На самой окраине станицы, там, где она тремя улицами, все понижаясь домами и вишнёвыми садами, убежала в беспредельную степь, совсем на отшибе, в густом саду с расставленными по нему колодами ульев, стоит маленькая, точно вросшая в чёрную землю мазанка, крытая лохматою соломенною шапкой, — это дом дедушки Архипова. Архипову более семидесяти лет. Он Скобелева хорошо помнит, в Крыму под Севастополем был и мало-мало самого Наполеона не захватил. Он хранитель старых песен и заветов казачьих, он прорицатель и ворожей, ему открыты тайны Библии и Апокалипсиса, и он все точно знает, что было и будет. Газет он не читает, среди людей не бывает, на станичный сход не ходит, горлопанов, что горло дерут и речами заливаются, не жалует, с попом и атаманом не дружит — с первым потому, что сам он по старой вере живёт и славится, как начётчик, со вторым потому, что распустил казаков, воровство развёл и старыми боевыми играми казачьими не занимает казаков.
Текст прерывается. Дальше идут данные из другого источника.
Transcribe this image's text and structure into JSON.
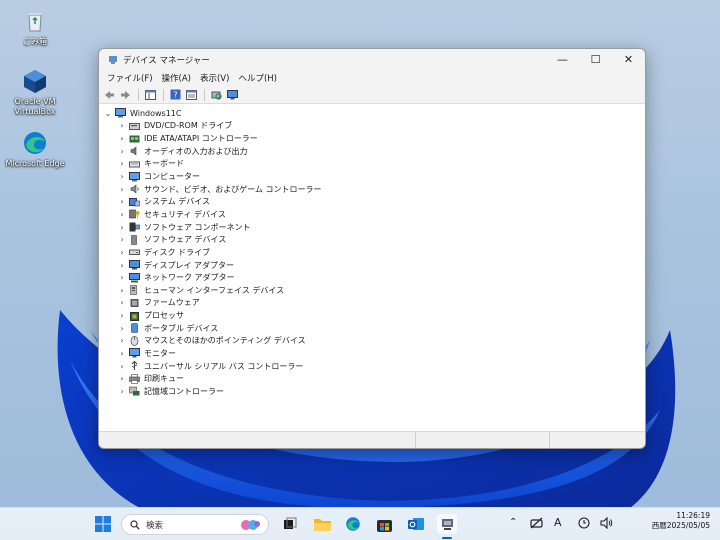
{
  "desktop": {
    "icons": [
      {
        "label": "ごみ箱",
        "icon": "recycle-bin-icon"
      },
      {
        "label": "Oracle VM VirtualBox",
        "icon": "virtualbox-icon"
      },
      {
        "label": "Microsoft Edge",
        "icon": "edge-icon"
      }
    ]
  },
  "window": {
    "title": "デバイス マネージャー",
    "controls": {
      "minimize": "—",
      "maximize": "☐",
      "close": "✕"
    },
    "menu": [
      "ファイル(F)",
      "操作(A)",
      "表示(V)",
      "ヘルプ(H)"
    ],
    "tree": {
      "root": "Windows11C",
      "categories": [
        {
          "label": "DVD/CD-ROM ドライブ",
          "icon": "dvd-drive-icon"
        },
        {
          "label": "IDE ATA/ATAPI コントローラー",
          "icon": "ide-controller-icon"
        },
        {
          "label": "オーディオの入力および出力",
          "icon": "speaker-icon"
        },
        {
          "label": "キーボード",
          "icon": "keyboard-icon"
        },
        {
          "label": "コンピューター",
          "icon": "computer-icon"
        },
        {
          "label": "サウンド、ビデオ、およびゲーム コントローラー",
          "icon": "sound-icon"
        },
        {
          "label": "システム デバイス",
          "icon": "system-device-icon"
        },
        {
          "label": "セキュリティ デバイス",
          "icon": "security-key-icon"
        },
        {
          "label": "ソフトウェア コンポーネント",
          "icon": "software-component-icon"
        },
        {
          "label": "ソフトウェア デバイス",
          "icon": "software-device-icon"
        },
        {
          "label": "ディスク ドライブ",
          "icon": "disk-drive-icon"
        },
        {
          "label": "ディスプレイ アダプター",
          "icon": "display-adapter-icon"
        },
        {
          "label": "ネットワーク アダプター",
          "icon": "network-adapter-icon"
        },
        {
          "label": "ヒューマン インターフェイス デバイス",
          "icon": "hid-icon"
        },
        {
          "label": "ファームウェア",
          "icon": "firmware-icon"
        },
        {
          "label": "プロセッサ",
          "icon": "processor-icon"
        },
        {
          "label": "ポータブル デバイス",
          "icon": "portable-device-icon"
        },
        {
          "label": "マウスとそのほかのポインティング デバイス",
          "icon": "mouse-icon"
        },
        {
          "label": "モニター",
          "icon": "monitor-icon"
        },
        {
          "label": "ユニバーサル シリアル バス コントローラー",
          "icon": "usb-icon"
        },
        {
          "label": "印刷キュー",
          "icon": "printer-icon"
        },
        {
          "label": "記憶域コントローラー",
          "icon": "storage-controller-icon"
        }
      ]
    }
  },
  "taskbar": {
    "search_placeholder": "検索",
    "clock": {
      "time": "11:26:19",
      "date": "西暦2025/05/05"
    },
    "tray": {
      "ime": "A"
    }
  },
  "colors": {
    "accent": "#0067c0",
    "window_chrome": "#f3f3f3",
    "taskbar": "#ecf2f8"
  }
}
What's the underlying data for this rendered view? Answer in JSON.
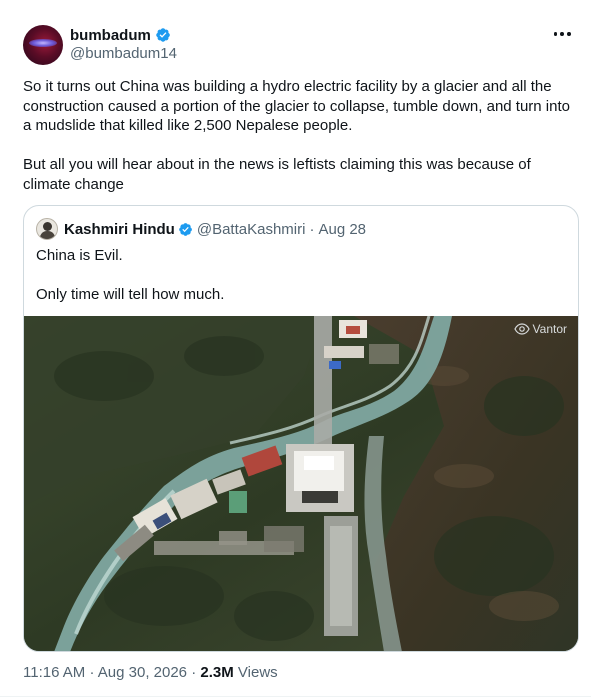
{
  "post": {
    "display_name": "bumbadum",
    "handle": "@bumbadum14",
    "more_icon": "more-horizontal-icon",
    "verified_icon": "verified-badge-icon",
    "text_para1": "So it turns out China was building a hydro electric facility by a glacier and all the construction caused a portion of the glacier to collapse, tumble down, and turn into a mudslide that killed like 2,500 Nepalese people.",
    "text_para2": "But all you will hear about in the news is leftists claiming this was because of climate change"
  },
  "quote": {
    "display_name": "Kashmiri Hindu",
    "handle": "@BattaKashmiri",
    "separator": "·",
    "date": "Aug 28",
    "line1": "China is Evil.",
    "line2": "Only time will tell how much.",
    "image_watermark": "Vantor"
  },
  "meta": {
    "time": "11:16 AM",
    "separator": "·",
    "date": "Aug 30, 2026",
    "views_count": "2.3M",
    "views_label": "Views"
  },
  "colors": {
    "text_primary": "#0f1419",
    "text_secondary": "#536471",
    "verified_blue": "#1d9bf0",
    "border": "#cfd9de"
  }
}
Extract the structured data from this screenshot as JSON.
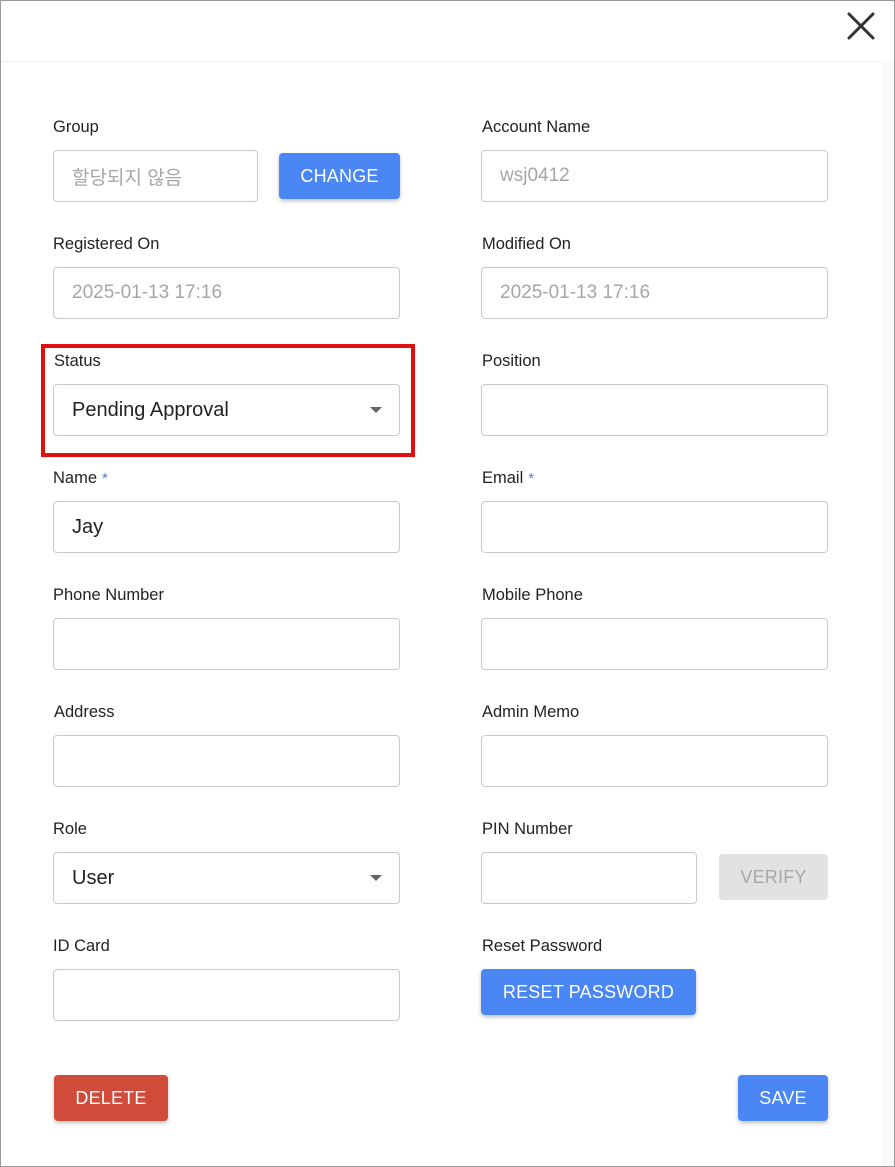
{
  "dialog": {
    "close_icon": "close-icon"
  },
  "group": {
    "label": "Group",
    "value": "할당되지 않음",
    "change_label": "CHANGE"
  },
  "account_name": {
    "label": "Account Name",
    "value": "wsj0412"
  },
  "registered_on": {
    "label": "Registered On",
    "value": "2025-01-13 17:16"
  },
  "modified_on": {
    "label": "Modified On",
    "value": "2025-01-13 17:16"
  },
  "status": {
    "label": "Status",
    "selected": "Pending Approval"
  },
  "position": {
    "label": "Position",
    "value": ""
  },
  "name": {
    "label": "Name",
    "required_mark": "*",
    "value": "Jay"
  },
  "email": {
    "label": "Email",
    "required_mark": "*",
    "value": ""
  },
  "phone_number": {
    "label": "Phone Number",
    "value": ""
  },
  "mobile_phone": {
    "label": "Mobile Phone",
    "value": ""
  },
  "address": {
    "label": "Address",
    "value": ""
  },
  "admin_memo": {
    "label": "Admin Memo",
    "value": ""
  },
  "role": {
    "label": "Role",
    "selected": "User"
  },
  "pin_number": {
    "label": "PIN Number",
    "value": "",
    "verify_label": "VERIFY"
  },
  "id_card": {
    "label": "ID Card",
    "value": ""
  },
  "reset_password": {
    "label": "Reset Password",
    "button_label": "RESET PASSWORD"
  },
  "footer": {
    "delete_label": "DELETE",
    "save_label": "SAVE"
  },
  "colors": {
    "primary": "#4a86f4",
    "danger": "#d04b3a",
    "required": "#4a7dde",
    "highlight": "#e01010"
  }
}
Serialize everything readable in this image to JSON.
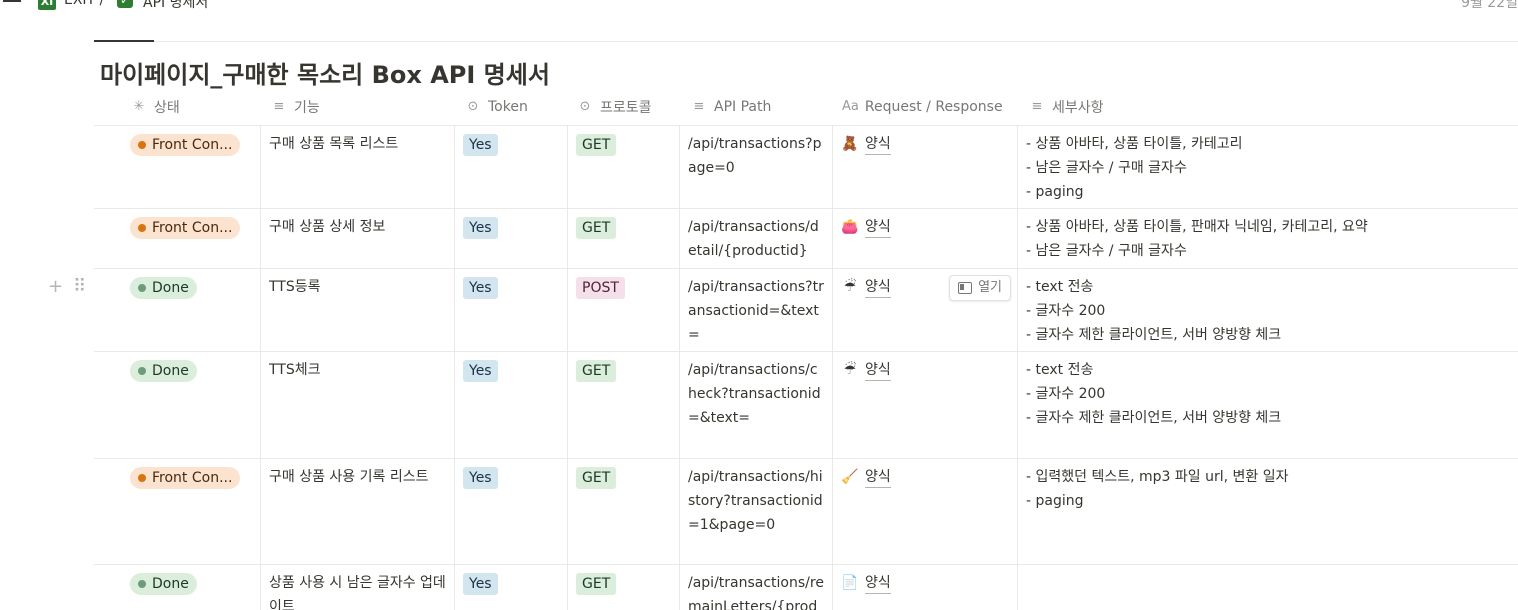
{
  "topbar": {
    "crumb1_icon": "XI",
    "crumb1": "EXIT /",
    "crumb2": "API 명세서",
    "date": "9월 22일"
  },
  "database": {
    "title": "마이페이지_구매한 목소리 Box API 명세서"
  },
  "columns": [
    {
      "label": "상태",
      "icon": "loading-icon"
    },
    {
      "label": "기능",
      "icon": "text-lines-icon"
    },
    {
      "label": "Token",
      "icon": "select-icon"
    },
    {
      "label": "프로토콜",
      "icon": "select-icon"
    },
    {
      "label": "API Path",
      "icon": "text-lines-icon"
    },
    {
      "label": "Request / Response",
      "icon": "title-aa-icon"
    },
    {
      "label": "세부사항",
      "icon": "text-lines-icon"
    }
  ],
  "open_button": "열기",
  "rows": [
    {
      "status": "Front Con...",
      "feature": "구매 상품 목록 리스트",
      "token": "Yes",
      "protocol": "GET",
      "path": "/api/transactions?page=0",
      "req_emoji": "🧸",
      "req_label": "양식",
      "details": [
        "- 상품 아바타, 상품 타이틀, 카테고리",
        "- 남은 글자수 / 구매 글자수",
        "- paging"
      ]
    },
    {
      "status": "Front Con...",
      "feature": "구매 상품 상세 정보",
      "token": "Yes",
      "protocol": "GET",
      "path": "/api/transactions/detail/{productid}",
      "req_emoji": "👛",
      "req_label": "양식",
      "details": [
        "- 상품 아바타, 상품 타이틀, 판매자 닉네임, 카테고리, 요약",
        "- 남은 글자수 / 구매 글자수"
      ]
    },
    {
      "status": "Done",
      "feature": "TTS등록",
      "token": "Yes",
      "protocol": "POST",
      "path": "/api/transactions?transactionid=&text=",
      "req_emoji": "☔",
      "req_label": "양식",
      "details": [
        "- text 전송",
        "- 글자수 200",
        "- 글자수 제한 클라이언트, 서버 양방향 체크"
      ]
    },
    {
      "status": "Done",
      "feature": "TTS체크",
      "token": "Yes",
      "protocol": "GET",
      "path": "/api/transactions/check?transactionid=&text=",
      "req_emoji": "☔",
      "req_label": "양식",
      "details": [
        "- text 전송",
        "- 글자수 200",
        "- 글자수 제한 클라이언트, 서버 양방향 체크"
      ]
    },
    {
      "status": "Front Con...",
      "feature": "구매 상품 사용 기록 리스트",
      "token": "Yes",
      "protocol": "GET",
      "path": "/api/transactions/history?transactionid=1&page=0",
      "req_emoji": "🧹",
      "req_label": "양식",
      "details": [
        "- 입력했던 텍스트, mp3 파일 url, 변환 일자",
        "- paging"
      ]
    },
    {
      "status": "Done",
      "feature": "상품 사용 시 남은 글자수 업데이트",
      "token": "Yes",
      "protocol": "GET",
      "path": "/api/transactions/remainLetters/{prod",
      "req_emoji": "📄",
      "req_label": "양식",
      "details": []
    }
  ]
}
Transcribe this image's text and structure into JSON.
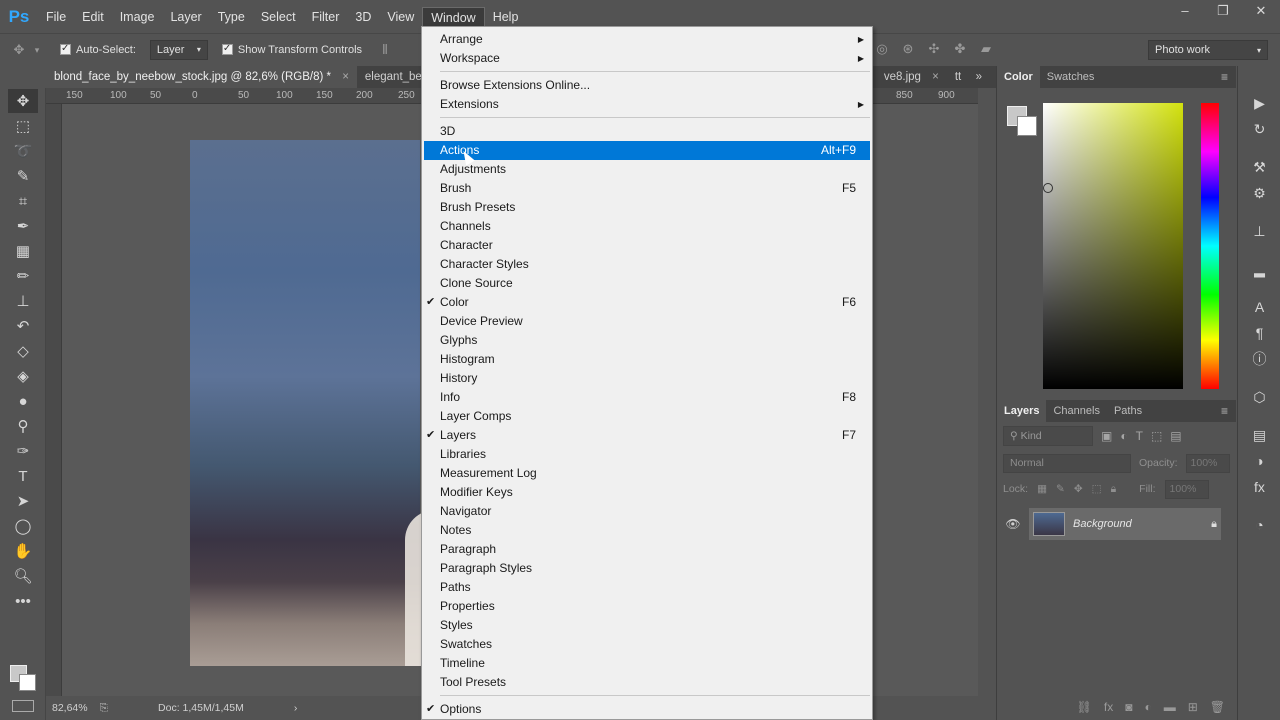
{
  "menubar": {
    "logo": "Ps",
    "items": [
      "File",
      "Edit",
      "Image",
      "Layer",
      "Type",
      "Select",
      "Filter",
      "3D",
      "View",
      "Window",
      "Help"
    ],
    "active": "Window"
  },
  "window_controls": {
    "minimize": "–",
    "restore": "❐",
    "close": "✕"
  },
  "options": {
    "auto_select": "Auto-Select:",
    "layer_dropdown": "Layer",
    "show_transform": "Show Transform Controls",
    "workspace": "Photo work"
  },
  "tabs": [
    {
      "label": "blond_face_by_neebow_stock.jpg @ 82,6% (RGB/8) *",
      "close": "×"
    },
    {
      "label": "elegant_be",
      "close": ""
    },
    {
      "label": "ve8.jpg",
      "close": "×"
    },
    {
      "label": "tt",
      "close": ""
    }
  ],
  "tab_overflow": "»",
  "ruler": {
    "ticks": [
      "150",
      "100",
      "50",
      "0",
      "50",
      "100",
      "150",
      "200",
      "250",
      "850",
      "900"
    ]
  },
  "status": {
    "zoom": "82,64%",
    "doc": "Doc: 1,45M/1,45M",
    "arrow": "›"
  },
  "panels": {
    "color_tabs": [
      "Color",
      "Swatches"
    ],
    "layers_tabs": [
      "Layers",
      "Channels",
      "Paths"
    ],
    "kind": "Kind",
    "blend": "Normal",
    "opacity_label": "Opacity:",
    "opacity": "100%",
    "lock_label": "Lock:",
    "fill_label": "Fill:",
    "fill": "100%",
    "layer_name": "Background"
  },
  "window_menu": {
    "groups": [
      [
        {
          "label": "Arrange",
          "submenu": true
        },
        {
          "label": "Workspace",
          "submenu": true
        }
      ],
      [
        {
          "label": "Browse Extensions Online..."
        },
        {
          "label": "Extensions",
          "submenu": true
        }
      ],
      [
        {
          "label": "3D"
        },
        {
          "label": "Actions",
          "shortcut": "Alt+F9",
          "highlighted": true
        },
        {
          "label": "Adjustments"
        },
        {
          "label": "Brush",
          "shortcut": "F5"
        },
        {
          "label": "Brush Presets"
        },
        {
          "label": "Channels"
        },
        {
          "label": "Character"
        },
        {
          "label": "Character Styles"
        },
        {
          "label": "Clone Source"
        },
        {
          "label": "Color",
          "shortcut": "F6",
          "checked": true
        },
        {
          "label": "Device Preview"
        },
        {
          "label": "Glyphs"
        },
        {
          "label": "Histogram"
        },
        {
          "label": "History"
        },
        {
          "label": "Info",
          "shortcut": "F8"
        },
        {
          "label": "Layer Comps"
        },
        {
          "label": "Layers",
          "shortcut": "F7",
          "checked": true
        },
        {
          "label": "Libraries"
        },
        {
          "label": "Measurement Log"
        },
        {
          "label": "Modifier Keys"
        },
        {
          "label": "Navigator"
        },
        {
          "label": "Notes"
        },
        {
          "label": "Paragraph"
        },
        {
          "label": "Paragraph Styles"
        },
        {
          "label": "Paths"
        },
        {
          "label": "Properties"
        },
        {
          "label": "Styles"
        },
        {
          "label": "Swatches"
        },
        {
          "label": "Timeline"
        },
        {
          "label": "Tool Presets"
        }
      ],
      [
        {
          "label": "Options",
          "checked": true
        }
      ]
    ]
  },
  "colors": {
    "accent": "#0078d7",
    "ps_blue": "#31a8ff",
    "ui_gray": "#535353"
  }
}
К нему по вечерам ходят молодицы поспрошать, будет ли толк от жениха, к нему ходят недужные, изверившиеся в докторах и лекарствах, к нему ходит и сам станичный атаман советоваться по разным делам.

Он живёт вдвоём с правнуком Петушком. Петушку четырнадцатый год он учится в гимназии. Петушок круглый сирота — отца убили в Восточной Пруссии, а мать с горя померла. Петушком прозвал мальчика дед за его звонкий голос да за добрый, весёлый характер. Дед Архипов лошадь держит для Петушка и заботливо из скудных сбережений готовит его стать настоящим казаком.

Архипов стар, но крепок. Он всегда одет в синие шаровары с широким алым лампасом, в мягкие чёрные сапоги, по-стариковски стоптанные, в просторный синий чекмень — в праздники усеянный орденами и медалями, в серую свитку и папаху чёрного барана. У Архипова в избе чисто подметено, пахнет мятой и полынью, и сам он сидит в углу под образами, и его жёлтое морщинистое лицо с седыми длинными волосами и бородою, узкою и благообразною, его тонкий нос и тёмные глаза кажутся тоже похожими на икону.

Густой гул медного колокола доносится мягкими волнами и заставляет тихо звенеть стекла маленькой горницы. Сполох долетает до окраины станицы и широко несётся по степи. Но он не трогает Архипова. Он и так бы не пошёл туда, где станичные горлопаны будут говорить «пусты речи и слова», а теперь мешают ему неожиданные, Бог весть откуда взявшиеся, Богом посланные гости.

Их трое. Два молодых человека и девушка. Все хорошо, по-господски, одетые, но страшно измученные и голодные. Пришли они глухою ночью, часов около двух, как с неба свалились. Едва дошли. Они говорили слабыми голосами, и голод глядел из больших, ясных и чистых глаз. Два брата и сестра.

Старик не допрашивал их, кто они и откуда. Открыл на настойчивый стук дощатую дверь и впустил их из глухой с сияющими большими звёздами, тихой, беспредельной, пахнущей землёю степи.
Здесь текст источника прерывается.